Tal vez el principal de los presupuestos, o al menos el que más me interesa resaltar, es el atributo personal de Dios. Dios es personal. Dios tiene carácter, voluntad, emoción, lo que llamamos “personalidad”.
Ahora bien, en una relación amistosa como las que conocemos, dos o más personas se ven enriquecidas mutuamente por el intercambio y, aunque la relación sea asimétrica, todos los involucrados son susceptibles de cambios. Para bien o para mal la amistad implica posibilidad de cambio. Vulnerabilidad. Apertura profunda y genuina.
Uno de los elementos constitutivos de la amistad es el compañerismo en pos de objetivos comunes. Charlamos, discutimos, crecemos, buscando conocer, comprender, o alcanzar algún elemento aún lejano.

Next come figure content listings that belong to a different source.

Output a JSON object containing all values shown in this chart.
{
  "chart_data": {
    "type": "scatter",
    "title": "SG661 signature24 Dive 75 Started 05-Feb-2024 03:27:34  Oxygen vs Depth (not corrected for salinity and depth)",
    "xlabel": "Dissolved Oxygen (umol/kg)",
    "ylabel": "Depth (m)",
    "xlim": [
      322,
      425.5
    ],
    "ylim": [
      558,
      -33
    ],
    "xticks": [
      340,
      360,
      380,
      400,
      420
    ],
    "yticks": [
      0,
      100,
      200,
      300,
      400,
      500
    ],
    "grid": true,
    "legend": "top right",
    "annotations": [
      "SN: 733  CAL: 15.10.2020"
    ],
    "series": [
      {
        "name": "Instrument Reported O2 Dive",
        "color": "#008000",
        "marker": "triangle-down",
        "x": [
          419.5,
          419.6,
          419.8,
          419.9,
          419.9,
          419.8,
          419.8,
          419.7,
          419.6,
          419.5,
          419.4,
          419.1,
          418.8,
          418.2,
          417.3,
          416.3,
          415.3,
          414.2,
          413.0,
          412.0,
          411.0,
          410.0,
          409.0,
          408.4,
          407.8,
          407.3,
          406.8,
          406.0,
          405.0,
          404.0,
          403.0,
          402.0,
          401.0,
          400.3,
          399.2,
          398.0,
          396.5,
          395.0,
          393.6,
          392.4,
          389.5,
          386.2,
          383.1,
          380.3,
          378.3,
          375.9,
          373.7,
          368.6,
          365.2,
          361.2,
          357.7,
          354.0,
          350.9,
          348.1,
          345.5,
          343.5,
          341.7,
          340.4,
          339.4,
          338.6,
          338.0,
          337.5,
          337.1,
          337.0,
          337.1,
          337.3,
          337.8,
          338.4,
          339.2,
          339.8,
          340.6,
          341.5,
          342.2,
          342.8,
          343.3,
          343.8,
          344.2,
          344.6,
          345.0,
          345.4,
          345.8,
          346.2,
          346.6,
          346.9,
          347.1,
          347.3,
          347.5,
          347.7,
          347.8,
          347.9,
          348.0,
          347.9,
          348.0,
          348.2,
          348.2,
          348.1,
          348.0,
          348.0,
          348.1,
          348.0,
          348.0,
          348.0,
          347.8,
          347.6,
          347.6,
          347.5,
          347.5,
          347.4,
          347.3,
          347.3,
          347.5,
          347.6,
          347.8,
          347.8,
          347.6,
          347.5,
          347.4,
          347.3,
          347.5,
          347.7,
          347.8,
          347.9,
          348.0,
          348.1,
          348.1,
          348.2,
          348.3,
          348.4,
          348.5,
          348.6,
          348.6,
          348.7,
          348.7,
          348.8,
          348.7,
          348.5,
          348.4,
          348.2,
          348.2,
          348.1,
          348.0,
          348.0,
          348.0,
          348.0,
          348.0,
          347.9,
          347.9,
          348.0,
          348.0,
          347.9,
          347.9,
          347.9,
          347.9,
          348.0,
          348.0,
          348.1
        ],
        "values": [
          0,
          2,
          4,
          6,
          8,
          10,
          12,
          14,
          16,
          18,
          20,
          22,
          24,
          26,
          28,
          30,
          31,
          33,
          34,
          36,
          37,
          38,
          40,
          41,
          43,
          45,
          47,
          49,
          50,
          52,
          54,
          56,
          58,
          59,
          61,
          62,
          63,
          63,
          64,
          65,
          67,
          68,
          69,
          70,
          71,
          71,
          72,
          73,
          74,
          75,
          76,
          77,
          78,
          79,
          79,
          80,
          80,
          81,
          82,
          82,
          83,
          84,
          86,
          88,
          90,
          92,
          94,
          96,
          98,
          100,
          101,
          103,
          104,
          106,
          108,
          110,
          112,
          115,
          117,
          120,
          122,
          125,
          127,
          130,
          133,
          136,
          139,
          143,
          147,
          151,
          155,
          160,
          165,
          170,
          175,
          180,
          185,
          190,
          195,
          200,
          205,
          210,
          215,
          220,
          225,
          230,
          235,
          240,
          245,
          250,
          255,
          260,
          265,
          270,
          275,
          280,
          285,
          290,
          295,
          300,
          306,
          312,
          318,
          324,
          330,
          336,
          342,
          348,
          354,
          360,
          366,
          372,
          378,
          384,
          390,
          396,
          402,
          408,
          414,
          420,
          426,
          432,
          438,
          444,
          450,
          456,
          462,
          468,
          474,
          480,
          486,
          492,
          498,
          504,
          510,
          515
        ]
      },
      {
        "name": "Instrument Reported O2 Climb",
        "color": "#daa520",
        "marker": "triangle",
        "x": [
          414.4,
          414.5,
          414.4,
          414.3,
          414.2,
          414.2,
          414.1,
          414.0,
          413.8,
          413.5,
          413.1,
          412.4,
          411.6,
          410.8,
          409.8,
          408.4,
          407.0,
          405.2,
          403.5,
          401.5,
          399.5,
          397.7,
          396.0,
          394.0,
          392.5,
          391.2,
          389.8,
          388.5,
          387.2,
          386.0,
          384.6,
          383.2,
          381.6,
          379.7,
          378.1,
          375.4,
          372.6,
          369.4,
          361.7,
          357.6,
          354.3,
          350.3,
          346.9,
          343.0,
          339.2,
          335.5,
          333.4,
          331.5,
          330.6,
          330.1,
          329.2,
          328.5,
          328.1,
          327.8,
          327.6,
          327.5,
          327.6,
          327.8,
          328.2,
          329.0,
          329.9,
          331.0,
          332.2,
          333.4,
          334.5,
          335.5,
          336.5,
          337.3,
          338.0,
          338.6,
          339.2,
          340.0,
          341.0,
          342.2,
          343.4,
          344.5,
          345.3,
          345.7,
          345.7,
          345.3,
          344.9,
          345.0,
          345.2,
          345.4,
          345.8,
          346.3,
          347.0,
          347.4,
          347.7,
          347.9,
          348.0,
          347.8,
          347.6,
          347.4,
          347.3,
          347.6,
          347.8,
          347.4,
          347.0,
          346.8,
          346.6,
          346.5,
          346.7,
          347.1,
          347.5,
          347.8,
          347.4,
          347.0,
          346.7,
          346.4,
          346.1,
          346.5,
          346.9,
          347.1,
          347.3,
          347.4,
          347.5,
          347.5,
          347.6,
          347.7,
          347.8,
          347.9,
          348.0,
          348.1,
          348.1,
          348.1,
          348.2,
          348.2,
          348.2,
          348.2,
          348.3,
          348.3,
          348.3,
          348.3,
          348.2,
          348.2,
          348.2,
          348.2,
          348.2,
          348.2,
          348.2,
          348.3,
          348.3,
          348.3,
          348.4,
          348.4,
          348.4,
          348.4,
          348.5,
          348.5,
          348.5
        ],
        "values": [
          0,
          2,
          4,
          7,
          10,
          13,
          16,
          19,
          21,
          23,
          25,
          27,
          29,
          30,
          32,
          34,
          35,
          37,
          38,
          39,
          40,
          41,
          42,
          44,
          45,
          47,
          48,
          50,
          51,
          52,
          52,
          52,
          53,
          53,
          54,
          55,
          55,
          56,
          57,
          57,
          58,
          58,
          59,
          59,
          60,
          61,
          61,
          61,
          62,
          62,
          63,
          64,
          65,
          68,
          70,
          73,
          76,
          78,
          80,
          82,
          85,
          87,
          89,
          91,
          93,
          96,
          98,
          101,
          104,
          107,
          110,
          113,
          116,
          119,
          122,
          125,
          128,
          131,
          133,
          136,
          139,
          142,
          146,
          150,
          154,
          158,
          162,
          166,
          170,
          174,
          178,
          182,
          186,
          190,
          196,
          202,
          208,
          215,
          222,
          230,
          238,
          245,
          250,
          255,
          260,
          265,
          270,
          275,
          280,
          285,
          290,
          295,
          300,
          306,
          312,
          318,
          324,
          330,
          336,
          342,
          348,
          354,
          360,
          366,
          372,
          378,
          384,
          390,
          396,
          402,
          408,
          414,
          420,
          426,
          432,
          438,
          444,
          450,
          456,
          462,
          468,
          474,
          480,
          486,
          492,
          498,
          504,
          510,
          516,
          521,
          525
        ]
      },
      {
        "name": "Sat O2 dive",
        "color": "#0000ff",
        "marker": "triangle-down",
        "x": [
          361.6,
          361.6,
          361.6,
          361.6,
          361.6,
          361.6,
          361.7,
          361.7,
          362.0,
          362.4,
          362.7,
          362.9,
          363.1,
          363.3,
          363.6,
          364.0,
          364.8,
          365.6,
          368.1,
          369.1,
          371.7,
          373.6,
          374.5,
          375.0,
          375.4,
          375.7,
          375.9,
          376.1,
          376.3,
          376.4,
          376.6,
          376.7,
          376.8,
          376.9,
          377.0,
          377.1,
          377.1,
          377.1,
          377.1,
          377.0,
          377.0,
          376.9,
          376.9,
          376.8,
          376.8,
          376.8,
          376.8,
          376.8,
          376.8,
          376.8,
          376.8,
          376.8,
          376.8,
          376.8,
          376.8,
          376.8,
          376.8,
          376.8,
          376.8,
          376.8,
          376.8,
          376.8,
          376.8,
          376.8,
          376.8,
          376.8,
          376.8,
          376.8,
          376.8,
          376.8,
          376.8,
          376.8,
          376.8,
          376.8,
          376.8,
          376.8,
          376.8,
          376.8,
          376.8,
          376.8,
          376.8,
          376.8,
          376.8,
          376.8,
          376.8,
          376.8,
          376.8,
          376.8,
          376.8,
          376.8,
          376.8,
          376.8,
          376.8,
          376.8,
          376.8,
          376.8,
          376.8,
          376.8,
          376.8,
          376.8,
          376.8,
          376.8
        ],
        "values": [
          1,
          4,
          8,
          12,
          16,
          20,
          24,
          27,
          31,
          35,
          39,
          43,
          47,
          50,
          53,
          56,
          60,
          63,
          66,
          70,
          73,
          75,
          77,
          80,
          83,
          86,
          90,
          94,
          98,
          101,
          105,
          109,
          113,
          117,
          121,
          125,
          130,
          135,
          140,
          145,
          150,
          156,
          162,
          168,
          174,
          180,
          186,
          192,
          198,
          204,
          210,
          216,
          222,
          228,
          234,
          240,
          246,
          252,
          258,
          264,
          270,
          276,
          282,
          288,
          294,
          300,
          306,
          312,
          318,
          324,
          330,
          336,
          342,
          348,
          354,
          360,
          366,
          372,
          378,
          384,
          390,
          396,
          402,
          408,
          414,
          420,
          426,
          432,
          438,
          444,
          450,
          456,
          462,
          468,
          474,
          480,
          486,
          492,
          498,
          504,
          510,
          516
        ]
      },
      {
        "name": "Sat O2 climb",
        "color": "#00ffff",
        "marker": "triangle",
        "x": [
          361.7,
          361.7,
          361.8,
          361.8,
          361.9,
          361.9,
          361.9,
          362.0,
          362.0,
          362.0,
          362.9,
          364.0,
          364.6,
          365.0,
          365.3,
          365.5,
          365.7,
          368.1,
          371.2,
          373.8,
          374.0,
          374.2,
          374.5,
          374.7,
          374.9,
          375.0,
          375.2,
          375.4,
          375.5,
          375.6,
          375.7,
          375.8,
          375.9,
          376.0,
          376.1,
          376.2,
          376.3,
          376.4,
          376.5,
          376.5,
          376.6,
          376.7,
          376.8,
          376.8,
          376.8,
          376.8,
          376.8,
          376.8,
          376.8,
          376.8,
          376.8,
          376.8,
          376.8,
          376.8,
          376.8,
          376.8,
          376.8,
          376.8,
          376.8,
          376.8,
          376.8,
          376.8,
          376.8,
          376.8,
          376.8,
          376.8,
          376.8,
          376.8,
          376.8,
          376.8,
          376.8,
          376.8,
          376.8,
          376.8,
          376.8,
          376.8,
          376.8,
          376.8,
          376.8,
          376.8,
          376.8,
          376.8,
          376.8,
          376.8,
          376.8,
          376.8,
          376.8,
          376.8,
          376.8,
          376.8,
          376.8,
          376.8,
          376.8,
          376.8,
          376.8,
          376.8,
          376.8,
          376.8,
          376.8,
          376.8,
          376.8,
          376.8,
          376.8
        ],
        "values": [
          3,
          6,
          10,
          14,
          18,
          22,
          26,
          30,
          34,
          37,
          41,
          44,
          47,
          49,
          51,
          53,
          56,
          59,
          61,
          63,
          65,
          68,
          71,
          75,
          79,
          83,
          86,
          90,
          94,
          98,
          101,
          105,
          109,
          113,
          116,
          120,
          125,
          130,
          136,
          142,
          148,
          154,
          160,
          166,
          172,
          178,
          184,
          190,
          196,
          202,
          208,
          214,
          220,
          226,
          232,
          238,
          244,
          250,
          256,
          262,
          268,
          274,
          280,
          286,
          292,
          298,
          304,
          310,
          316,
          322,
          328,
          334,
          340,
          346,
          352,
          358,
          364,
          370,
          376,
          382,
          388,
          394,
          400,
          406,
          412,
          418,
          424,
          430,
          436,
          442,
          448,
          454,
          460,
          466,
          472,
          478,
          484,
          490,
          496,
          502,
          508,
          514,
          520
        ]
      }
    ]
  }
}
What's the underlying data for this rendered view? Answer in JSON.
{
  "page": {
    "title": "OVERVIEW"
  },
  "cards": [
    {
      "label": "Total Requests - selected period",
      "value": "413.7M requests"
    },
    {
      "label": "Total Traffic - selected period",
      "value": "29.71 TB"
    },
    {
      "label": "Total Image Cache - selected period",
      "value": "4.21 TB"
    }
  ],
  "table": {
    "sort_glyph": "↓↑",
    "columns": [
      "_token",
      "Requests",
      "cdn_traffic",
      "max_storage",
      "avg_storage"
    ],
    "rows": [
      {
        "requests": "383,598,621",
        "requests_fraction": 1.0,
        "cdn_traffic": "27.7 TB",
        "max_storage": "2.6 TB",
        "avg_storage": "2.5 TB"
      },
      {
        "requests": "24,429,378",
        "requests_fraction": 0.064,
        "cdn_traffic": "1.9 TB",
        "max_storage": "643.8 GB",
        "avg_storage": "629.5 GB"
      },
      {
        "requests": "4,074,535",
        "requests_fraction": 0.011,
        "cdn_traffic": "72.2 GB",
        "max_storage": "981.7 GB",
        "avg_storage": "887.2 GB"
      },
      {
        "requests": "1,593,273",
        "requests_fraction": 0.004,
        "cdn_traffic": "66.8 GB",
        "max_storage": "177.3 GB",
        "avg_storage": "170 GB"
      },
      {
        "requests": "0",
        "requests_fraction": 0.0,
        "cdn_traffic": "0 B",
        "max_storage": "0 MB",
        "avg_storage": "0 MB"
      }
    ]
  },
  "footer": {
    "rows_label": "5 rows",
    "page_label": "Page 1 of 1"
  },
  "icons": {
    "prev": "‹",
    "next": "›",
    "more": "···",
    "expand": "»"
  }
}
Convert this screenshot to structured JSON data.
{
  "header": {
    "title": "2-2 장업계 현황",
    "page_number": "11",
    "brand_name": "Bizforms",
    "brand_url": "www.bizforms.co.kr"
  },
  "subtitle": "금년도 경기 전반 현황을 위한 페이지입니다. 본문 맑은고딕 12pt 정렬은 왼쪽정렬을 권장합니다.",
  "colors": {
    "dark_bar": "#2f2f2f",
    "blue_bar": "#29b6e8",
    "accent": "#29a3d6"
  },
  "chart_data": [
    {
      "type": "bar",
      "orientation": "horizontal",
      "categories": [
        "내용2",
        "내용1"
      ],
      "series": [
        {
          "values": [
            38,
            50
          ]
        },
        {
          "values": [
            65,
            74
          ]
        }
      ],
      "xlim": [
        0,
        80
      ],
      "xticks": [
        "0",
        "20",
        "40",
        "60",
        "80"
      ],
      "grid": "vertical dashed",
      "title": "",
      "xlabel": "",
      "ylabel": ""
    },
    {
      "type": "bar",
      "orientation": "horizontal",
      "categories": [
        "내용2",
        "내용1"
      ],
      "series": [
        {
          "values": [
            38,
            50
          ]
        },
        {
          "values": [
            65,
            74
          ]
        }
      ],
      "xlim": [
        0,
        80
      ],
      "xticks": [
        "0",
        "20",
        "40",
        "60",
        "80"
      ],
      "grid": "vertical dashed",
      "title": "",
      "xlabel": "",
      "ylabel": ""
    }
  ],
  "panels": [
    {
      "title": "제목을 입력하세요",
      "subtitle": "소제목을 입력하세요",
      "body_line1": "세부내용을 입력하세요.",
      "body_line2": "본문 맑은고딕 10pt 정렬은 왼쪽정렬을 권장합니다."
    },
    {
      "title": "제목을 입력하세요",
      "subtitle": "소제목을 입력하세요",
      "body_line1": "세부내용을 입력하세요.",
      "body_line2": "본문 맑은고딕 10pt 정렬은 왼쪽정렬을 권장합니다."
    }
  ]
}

¿Vale esto para la amistad con Dios?
Absolutamente.
¿Cambiará Dios? ¿Me escuchará tratando de aprender juntos? ¿Se volverá vulnerable a mis traiciones, contradicciones e inconsistencias, o a mi afecto?
De eso se trata el tipo de amistad que él propone.
La única diferencia significativa que podría proponer, es que en la amistad con Dios no buscamos encontrar nuevas y mejores respuestas (aunque también lo hacemos), sino que buscamos encontrar nuevas y mejores preguntas para una realidad en constante devenir.